Katarina and I met at my house in Žilina. Actually, let me backtrack a little bit. When Juraj and I managed to start getting paid to ride bikes and when we weren’t at the Liquigas flat in Italy, we found ourselves a house in between the motorway and the huge bend in the River Vah as it widens into the Hricov Lake. They started building a bridge across it there shortly before we got the house. I was there recently, and they’ve just finished the bridge 10 years on. I love Slovakia, but it makes me smile.
I had the bit of land that adjoined it too, and I was starting to earn a bit more money. I had a couple of cars by then, so I thought I’d build a garage for them on this land. That’s all. Then I thought I might like my own place to sleep, so it should have a bedroom above the cars. That’s all I’d need. Then, often when I come back to Slovakia, I’ll have a friend traveling with me, so I should get a guest room. That’d be enough. But then, if I was back in the winter, which can be pretty dark and cold in Žilina, I might want a gym and a sauna in the loft to keep fit.

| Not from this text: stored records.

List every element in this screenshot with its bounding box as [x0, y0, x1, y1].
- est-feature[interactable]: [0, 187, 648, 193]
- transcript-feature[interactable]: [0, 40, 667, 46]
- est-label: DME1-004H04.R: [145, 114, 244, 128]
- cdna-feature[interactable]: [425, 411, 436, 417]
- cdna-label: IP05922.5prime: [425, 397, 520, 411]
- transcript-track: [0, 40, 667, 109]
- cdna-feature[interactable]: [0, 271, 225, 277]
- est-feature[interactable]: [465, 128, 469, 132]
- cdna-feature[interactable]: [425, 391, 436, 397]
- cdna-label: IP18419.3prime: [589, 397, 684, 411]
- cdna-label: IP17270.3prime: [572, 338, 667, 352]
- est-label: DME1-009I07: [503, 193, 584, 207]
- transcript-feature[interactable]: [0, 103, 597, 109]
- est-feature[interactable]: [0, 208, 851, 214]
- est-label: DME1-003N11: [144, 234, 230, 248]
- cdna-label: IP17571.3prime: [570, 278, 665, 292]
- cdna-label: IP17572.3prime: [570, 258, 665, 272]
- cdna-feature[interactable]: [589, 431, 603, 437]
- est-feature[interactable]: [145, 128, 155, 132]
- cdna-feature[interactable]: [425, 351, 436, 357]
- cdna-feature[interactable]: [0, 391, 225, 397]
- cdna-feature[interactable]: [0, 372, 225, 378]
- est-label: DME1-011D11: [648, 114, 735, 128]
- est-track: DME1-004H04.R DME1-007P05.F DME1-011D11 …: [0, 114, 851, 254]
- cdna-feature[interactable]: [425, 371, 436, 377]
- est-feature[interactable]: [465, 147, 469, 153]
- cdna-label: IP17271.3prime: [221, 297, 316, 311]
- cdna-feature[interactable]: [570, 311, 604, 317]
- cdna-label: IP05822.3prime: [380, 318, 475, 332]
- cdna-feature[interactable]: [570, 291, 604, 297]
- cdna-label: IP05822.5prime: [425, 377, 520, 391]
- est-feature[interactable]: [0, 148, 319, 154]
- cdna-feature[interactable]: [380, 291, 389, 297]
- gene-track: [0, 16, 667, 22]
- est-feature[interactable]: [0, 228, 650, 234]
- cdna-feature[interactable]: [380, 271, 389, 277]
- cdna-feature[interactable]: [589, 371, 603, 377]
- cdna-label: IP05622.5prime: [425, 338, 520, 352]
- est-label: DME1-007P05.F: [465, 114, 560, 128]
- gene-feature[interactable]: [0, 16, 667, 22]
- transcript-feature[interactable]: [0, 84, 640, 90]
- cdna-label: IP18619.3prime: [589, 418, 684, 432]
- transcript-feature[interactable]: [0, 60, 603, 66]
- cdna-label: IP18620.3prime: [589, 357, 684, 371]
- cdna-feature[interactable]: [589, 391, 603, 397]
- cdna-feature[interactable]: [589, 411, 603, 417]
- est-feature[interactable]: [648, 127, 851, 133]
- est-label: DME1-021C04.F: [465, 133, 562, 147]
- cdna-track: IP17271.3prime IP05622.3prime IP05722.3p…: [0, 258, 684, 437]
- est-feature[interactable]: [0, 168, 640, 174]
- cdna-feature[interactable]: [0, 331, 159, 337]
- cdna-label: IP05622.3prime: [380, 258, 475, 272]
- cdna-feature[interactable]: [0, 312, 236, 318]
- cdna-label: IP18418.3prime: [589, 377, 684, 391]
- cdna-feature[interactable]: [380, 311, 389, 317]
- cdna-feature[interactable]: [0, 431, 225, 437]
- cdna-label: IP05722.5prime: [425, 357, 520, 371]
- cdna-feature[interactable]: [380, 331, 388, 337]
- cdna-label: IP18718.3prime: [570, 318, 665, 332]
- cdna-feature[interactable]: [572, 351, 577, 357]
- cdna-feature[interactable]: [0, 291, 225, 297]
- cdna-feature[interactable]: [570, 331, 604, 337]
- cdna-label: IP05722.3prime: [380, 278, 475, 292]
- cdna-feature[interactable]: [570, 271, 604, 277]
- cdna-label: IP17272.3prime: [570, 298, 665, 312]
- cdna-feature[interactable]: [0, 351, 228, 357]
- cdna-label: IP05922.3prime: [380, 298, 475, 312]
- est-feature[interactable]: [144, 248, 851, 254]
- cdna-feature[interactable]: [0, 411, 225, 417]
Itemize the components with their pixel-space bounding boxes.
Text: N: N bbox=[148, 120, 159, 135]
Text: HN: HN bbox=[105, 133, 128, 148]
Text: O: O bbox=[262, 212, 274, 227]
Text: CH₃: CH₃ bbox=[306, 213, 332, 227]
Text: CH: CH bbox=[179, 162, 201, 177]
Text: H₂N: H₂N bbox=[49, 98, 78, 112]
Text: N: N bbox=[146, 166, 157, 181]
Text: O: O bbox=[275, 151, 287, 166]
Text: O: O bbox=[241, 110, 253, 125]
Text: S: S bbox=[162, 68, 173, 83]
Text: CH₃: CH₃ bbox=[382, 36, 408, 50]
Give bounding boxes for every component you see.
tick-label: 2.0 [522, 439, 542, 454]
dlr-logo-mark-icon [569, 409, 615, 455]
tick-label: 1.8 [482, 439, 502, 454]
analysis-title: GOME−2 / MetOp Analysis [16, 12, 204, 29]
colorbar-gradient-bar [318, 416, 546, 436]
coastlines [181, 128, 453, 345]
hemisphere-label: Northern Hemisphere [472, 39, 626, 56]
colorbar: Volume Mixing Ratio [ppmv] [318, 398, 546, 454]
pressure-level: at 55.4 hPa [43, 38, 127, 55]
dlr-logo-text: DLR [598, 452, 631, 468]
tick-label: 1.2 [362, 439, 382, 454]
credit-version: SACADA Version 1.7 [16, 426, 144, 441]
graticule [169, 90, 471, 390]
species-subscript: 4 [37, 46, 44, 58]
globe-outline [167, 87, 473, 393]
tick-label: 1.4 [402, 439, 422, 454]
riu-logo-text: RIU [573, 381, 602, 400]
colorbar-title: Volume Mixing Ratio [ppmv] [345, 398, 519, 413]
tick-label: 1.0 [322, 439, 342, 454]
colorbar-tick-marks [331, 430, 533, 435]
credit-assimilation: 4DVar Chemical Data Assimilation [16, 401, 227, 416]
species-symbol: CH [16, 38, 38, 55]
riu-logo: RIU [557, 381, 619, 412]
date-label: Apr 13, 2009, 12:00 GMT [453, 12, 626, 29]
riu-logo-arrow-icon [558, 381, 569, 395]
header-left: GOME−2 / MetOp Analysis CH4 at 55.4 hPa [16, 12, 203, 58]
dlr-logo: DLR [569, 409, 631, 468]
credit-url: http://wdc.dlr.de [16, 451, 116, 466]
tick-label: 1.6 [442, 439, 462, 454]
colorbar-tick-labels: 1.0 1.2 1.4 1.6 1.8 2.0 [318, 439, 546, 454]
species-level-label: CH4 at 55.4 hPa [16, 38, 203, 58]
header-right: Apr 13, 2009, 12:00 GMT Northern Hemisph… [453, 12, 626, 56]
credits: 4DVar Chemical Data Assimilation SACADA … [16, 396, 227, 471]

That’s all a man needs.
In the end, the whole project morphed completely, and we ended up not building a house for ourselves at all. Instead it became the basis for the sports center I’d been trying to establish. Young Slovakian athletes from all different sports can go there to live, train, and generally get the support they need to make the step from keen youngster to full-time athlete.
But before we knew that would happen, Juraj and I put out a request for a few local companies to quote on doing the building. One guy I particularly liked ran a little construction company with his father, and they seemed pretty well organized. After meeting them in the winter of 2012, I went off for my first concerted crack at the classics and came back with a fifth, fourth, third, and second place to my name. The third was at Amstel Gold in Holland, after which Juraj and I had a spring barbecue party at our place to celebrate. As it was next to the plot where this garage/bachelor pad would be going up, I invited the construction guy to the party to hang out with us and talk about the project. He turned up with this girl who instantly made a bit of an impression on me: tall, beautiful, but with a confident way about her that seemed to suggest there was more to her world than a construction company in Žilina. I was just thinking that he was a lucky bastard, when he introduced her as his sister.